Beiruti rumour mills spread news that a secret meeting recently brought Al Sadr to Beirut and he met with Nasrallah, ostensibly to resolve the intra-Shiite conflict in Iraq. The initiative, according to these same unverifiable sources, was made under Iranian directives.
A few days ago, an emergency session of the Iraqi parliament was transformed into a circus as deputies accused each other of corruption, a recurring dilemma under the long Al Maliki rule that sank Iraq into a political abyss. Consequently, parliament postponed a vote on a new cabinet, with the Al Maliki bloc poised to control key government posts.
In February, Prime Minister Haider Al Abadi initiated a cabinet change to include more technocrats, something that Al Maliki perceived as an infringement on his turfs. That was the genesis of Al Abadi-Al Maliki struggle for power, which prompted Al Sadr to side with Al Abadi, and which presumably led Nasrallah to mediate.
Al Sadr, the scion of a powerful clerical family with a very large following, may or may not have turned to the Lebanese for assistance, although any Nasrallah involvement in such affairs confirmed Hezbollah’s direct involvement in Iraq. In the event of success on the Iraqi front, especially if it prevented bloodshed, Hezbollah stood to improve its tarnished standings both in the Arab world as well as Lebanon.
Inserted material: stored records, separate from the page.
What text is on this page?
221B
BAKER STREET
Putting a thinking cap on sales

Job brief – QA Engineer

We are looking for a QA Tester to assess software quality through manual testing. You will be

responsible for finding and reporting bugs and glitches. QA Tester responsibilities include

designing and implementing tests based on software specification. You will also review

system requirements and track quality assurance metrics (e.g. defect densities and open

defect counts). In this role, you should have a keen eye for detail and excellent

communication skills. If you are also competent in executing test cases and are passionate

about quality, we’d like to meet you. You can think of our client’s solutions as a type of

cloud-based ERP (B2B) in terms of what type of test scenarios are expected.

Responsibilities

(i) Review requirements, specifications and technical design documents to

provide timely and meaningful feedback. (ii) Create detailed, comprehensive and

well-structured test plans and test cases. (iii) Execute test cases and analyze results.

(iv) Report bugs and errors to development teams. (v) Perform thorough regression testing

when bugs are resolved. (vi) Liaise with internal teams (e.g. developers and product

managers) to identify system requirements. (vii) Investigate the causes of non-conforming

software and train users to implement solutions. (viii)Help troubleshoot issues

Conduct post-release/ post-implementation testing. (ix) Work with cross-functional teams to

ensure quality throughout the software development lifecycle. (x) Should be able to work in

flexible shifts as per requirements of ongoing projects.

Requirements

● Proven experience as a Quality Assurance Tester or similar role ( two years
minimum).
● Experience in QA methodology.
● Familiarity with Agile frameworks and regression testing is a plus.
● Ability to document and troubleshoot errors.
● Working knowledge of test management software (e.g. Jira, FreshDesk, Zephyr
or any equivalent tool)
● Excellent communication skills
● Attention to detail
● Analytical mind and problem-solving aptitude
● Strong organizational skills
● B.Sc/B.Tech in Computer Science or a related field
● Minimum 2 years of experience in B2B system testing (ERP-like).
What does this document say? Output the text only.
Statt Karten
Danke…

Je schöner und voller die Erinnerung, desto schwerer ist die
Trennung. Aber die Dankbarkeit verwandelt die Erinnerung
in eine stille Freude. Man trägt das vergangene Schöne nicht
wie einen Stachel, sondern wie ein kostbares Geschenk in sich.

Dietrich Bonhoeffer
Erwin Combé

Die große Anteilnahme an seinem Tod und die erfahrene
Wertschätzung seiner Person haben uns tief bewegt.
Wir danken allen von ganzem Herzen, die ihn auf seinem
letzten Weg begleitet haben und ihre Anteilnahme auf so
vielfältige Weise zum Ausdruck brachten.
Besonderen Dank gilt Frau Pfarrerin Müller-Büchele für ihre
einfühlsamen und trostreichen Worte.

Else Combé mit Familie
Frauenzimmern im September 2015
On Tuesday, the Governor of the Lebanese Central Bank, Riad Salameh, confirmed that Beirut would fully abide by a new US law that imposes sanctions on banks that knowingly do business with Hezbollah. Last Friday, the US Department of Treasury issued new regulations to the “Hezbollah International Financing Prevention Act,” which President Obama signed into law on December 18, 2015, and that obligated banks to comply or face strict sanctions.
Lebanese politicians flew to Washington to discuss the move with American officials and pleaded that Hezbollah was a legal Lebanese entity though such concerns failed to persuade. It was unclear whether Nasrallah’s mediation efforts in Iraq were part of an attempt to ingratiate Hezbollah with the US, although the Secretary-General as well as top military commander Mustafa Badreddine, along with several Shiite businessmen, were on a list of individuals barred from utilising banks that intended to be part of global conglomerates.
“We have no money in Lebanese banks, neither in the past nor now,” Nasarallah said in a speech a few weeks ago, and “We don’t transfer our money through the Lebanese banking system.”